On the other hand, several studies have shown how pollutants, especially particulate matter (PM) < 10 and 2.5 µm and nitrogen oxides (NOx) significantly increase the risk of adverse birth outcomes (28–30); however, for the present study no information could be obtained regarding air pollutants. Likewise, social and urban factors may play an important role in terms of thermal sensation, as socioeconomic status and density of green areas interact with temperature effects (31).
On the other hand, it should be noted that most studies have been conducted in countries far from the equator, evaluating Asian, European, and American populations (12, 13). In these regions, environmental temperatures throughout the year would show considerable fluctuations. In addition, the monitoring station only reported daily minimum and maximum temperature, so it was not possible to evaluate the relationship with mean daily temperature. To our knowledge, our study is one of the first attempts to evaluate the effect of temperature on birth outcomes in an equatorial country, which helps to establish this area of research that is still novel in our region.
Since adverse birth outcomes can affect health in adulthood, increasing the risk of metabolic diseases, new methods for assessing the effects of temperature and climate variability in pregnancy, such as the novel approach used in the present study, are needed to contribute, first, to the understanding of biological effects and response to exposure, and second, to optimize prenatal care controls by considering other variables such as temperature.
Exposure to high maximum temperatures negatively affects fetal growth, especially during the third trimester of gestation; while it affects the duration of pregnancy mainly when exposure occurs during the first two trimesters.
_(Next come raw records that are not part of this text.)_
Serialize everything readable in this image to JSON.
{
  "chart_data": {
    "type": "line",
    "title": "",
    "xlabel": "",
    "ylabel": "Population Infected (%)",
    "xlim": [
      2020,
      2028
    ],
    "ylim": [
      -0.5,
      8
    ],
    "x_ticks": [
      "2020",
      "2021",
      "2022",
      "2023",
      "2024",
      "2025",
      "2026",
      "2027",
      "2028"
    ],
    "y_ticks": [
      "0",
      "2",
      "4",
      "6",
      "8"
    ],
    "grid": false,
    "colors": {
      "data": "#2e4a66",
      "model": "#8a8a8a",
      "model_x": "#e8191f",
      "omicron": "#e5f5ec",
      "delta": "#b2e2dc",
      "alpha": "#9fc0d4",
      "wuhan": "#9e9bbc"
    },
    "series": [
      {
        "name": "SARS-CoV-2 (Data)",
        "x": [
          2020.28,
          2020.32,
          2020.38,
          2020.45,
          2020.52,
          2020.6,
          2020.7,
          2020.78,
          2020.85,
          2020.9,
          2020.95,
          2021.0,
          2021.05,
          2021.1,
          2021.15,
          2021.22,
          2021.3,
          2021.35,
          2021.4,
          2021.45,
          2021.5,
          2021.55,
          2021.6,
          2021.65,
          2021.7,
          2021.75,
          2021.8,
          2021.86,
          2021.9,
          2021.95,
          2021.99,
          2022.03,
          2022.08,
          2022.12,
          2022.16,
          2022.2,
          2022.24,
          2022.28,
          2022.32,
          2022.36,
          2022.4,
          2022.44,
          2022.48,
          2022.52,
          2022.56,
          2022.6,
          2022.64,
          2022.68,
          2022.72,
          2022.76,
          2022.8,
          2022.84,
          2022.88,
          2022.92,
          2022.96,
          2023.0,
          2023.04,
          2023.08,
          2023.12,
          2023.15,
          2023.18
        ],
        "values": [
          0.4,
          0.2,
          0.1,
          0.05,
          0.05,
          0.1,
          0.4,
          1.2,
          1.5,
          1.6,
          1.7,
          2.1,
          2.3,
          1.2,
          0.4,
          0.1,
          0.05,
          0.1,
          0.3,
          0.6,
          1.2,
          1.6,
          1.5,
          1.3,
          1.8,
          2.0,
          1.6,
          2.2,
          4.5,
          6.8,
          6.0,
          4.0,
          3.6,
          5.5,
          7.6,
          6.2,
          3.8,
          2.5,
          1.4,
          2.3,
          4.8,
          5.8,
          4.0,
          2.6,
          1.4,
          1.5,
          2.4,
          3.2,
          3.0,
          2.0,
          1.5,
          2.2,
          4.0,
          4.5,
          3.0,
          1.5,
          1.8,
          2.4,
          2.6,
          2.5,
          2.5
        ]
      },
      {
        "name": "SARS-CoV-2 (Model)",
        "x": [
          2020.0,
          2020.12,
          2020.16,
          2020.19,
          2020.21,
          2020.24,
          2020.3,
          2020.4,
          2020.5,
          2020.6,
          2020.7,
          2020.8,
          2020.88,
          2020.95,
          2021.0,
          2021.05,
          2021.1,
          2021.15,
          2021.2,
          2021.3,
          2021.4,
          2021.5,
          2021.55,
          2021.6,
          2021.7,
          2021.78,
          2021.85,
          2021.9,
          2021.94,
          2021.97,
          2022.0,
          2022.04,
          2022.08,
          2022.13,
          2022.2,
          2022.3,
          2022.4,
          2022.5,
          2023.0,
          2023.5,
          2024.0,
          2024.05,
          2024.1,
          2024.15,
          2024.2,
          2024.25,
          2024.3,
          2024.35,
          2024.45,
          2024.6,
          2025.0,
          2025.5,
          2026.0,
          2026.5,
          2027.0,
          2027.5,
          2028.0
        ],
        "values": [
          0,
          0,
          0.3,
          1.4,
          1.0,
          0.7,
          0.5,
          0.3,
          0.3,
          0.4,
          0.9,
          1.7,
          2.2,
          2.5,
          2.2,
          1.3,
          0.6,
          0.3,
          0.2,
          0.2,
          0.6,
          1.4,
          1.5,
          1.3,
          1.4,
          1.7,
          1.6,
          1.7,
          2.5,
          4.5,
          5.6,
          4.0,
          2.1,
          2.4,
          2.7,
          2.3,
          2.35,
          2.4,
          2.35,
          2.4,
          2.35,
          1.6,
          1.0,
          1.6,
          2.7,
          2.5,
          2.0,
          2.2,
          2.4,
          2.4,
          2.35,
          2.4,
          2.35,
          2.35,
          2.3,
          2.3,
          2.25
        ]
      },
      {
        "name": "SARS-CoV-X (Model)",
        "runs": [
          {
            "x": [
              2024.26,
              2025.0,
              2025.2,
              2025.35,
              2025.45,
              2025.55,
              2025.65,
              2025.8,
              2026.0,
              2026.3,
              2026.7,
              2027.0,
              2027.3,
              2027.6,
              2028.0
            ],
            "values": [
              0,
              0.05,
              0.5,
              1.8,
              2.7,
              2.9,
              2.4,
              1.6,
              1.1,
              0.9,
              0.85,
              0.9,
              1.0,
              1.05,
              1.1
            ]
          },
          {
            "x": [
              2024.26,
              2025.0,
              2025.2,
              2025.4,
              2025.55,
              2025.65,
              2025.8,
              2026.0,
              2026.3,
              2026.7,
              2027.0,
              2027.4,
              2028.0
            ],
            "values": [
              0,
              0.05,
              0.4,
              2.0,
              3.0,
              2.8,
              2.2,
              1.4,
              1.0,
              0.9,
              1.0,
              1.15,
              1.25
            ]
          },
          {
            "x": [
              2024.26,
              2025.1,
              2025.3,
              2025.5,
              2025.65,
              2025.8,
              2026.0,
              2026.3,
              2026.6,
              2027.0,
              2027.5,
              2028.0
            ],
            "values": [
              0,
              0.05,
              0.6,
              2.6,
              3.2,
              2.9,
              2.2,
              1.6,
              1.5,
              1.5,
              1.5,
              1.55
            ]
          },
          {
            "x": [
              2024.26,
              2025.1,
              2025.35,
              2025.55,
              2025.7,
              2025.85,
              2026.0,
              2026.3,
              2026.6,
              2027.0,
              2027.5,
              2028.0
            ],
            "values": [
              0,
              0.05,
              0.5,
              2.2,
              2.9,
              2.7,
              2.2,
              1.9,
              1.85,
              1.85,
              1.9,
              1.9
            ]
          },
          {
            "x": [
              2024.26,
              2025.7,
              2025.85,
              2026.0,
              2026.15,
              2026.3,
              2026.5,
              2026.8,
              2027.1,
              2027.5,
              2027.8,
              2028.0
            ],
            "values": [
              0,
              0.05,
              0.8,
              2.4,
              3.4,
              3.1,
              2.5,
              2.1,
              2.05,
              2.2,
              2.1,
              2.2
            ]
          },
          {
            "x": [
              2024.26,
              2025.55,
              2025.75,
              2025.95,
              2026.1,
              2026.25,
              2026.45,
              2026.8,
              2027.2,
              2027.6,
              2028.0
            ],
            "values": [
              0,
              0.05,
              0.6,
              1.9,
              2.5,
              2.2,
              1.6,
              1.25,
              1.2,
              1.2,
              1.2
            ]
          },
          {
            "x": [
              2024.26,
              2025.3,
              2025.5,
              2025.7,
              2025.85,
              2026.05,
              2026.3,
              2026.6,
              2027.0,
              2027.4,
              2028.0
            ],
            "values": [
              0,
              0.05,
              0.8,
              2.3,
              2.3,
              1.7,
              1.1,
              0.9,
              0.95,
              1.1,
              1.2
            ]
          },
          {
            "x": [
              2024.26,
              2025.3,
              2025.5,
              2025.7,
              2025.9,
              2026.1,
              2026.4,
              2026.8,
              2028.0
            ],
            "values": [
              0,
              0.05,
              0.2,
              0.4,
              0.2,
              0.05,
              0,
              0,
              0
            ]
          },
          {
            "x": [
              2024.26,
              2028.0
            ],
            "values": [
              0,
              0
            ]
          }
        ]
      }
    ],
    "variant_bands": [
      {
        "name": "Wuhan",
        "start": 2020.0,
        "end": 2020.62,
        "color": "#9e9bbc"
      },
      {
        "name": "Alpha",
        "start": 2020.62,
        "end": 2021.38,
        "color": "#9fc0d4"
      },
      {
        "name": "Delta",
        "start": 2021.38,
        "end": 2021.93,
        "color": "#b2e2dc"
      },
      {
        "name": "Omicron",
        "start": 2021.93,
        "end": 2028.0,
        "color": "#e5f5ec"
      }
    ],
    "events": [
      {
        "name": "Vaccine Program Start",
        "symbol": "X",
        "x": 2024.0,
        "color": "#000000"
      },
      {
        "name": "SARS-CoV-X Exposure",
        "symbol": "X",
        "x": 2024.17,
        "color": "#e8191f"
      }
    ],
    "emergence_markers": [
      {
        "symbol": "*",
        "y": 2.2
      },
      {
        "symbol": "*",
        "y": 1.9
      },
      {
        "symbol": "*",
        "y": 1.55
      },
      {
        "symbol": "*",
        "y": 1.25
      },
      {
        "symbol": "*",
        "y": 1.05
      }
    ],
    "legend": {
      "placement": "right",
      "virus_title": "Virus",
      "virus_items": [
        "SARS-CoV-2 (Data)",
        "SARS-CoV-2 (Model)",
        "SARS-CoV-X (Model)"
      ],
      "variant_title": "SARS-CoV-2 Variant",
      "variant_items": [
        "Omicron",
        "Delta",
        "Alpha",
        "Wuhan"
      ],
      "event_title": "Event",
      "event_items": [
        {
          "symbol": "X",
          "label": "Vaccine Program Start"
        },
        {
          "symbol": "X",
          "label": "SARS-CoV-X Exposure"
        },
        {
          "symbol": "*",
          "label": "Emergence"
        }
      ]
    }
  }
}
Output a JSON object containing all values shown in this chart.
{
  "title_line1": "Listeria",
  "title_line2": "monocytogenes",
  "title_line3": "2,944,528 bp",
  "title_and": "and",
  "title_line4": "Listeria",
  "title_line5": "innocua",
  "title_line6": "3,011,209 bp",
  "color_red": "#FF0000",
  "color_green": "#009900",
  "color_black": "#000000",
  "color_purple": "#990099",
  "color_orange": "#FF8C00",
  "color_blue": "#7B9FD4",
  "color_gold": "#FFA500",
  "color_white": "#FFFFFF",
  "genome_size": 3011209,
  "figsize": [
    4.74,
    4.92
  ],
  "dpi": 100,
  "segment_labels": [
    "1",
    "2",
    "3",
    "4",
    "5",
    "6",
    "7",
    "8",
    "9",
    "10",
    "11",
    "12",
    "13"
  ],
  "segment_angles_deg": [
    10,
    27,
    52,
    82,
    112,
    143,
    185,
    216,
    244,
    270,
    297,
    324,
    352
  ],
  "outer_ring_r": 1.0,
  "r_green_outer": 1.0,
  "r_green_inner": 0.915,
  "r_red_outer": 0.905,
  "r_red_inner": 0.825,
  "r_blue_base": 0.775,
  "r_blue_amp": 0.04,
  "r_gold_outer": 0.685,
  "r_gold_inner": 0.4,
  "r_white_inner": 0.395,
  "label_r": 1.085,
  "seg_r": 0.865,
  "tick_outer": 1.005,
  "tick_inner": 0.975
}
The thermal stress resulting from this exposure could be causing deficiencies at the placental level, both in the formation and functioning of the organ; however, these effects need to be explored in future studies given the current situation of climate change.
The findings of this study could help to understand how temperature may affect reproductive health in Piura, be useful to anticipate and adapt hospital obstetric services during periods of high heat; and promote public health initiatives and campaigns that could help improve the impact of temperature stress on birth outcomes. Finally, this study provides new insight into the assessment of temperature exposure during pregnancy, which is during the stage of greatest fetal growth, which could ultimately serve as a new tool for environmental epidemiology research and evaluation.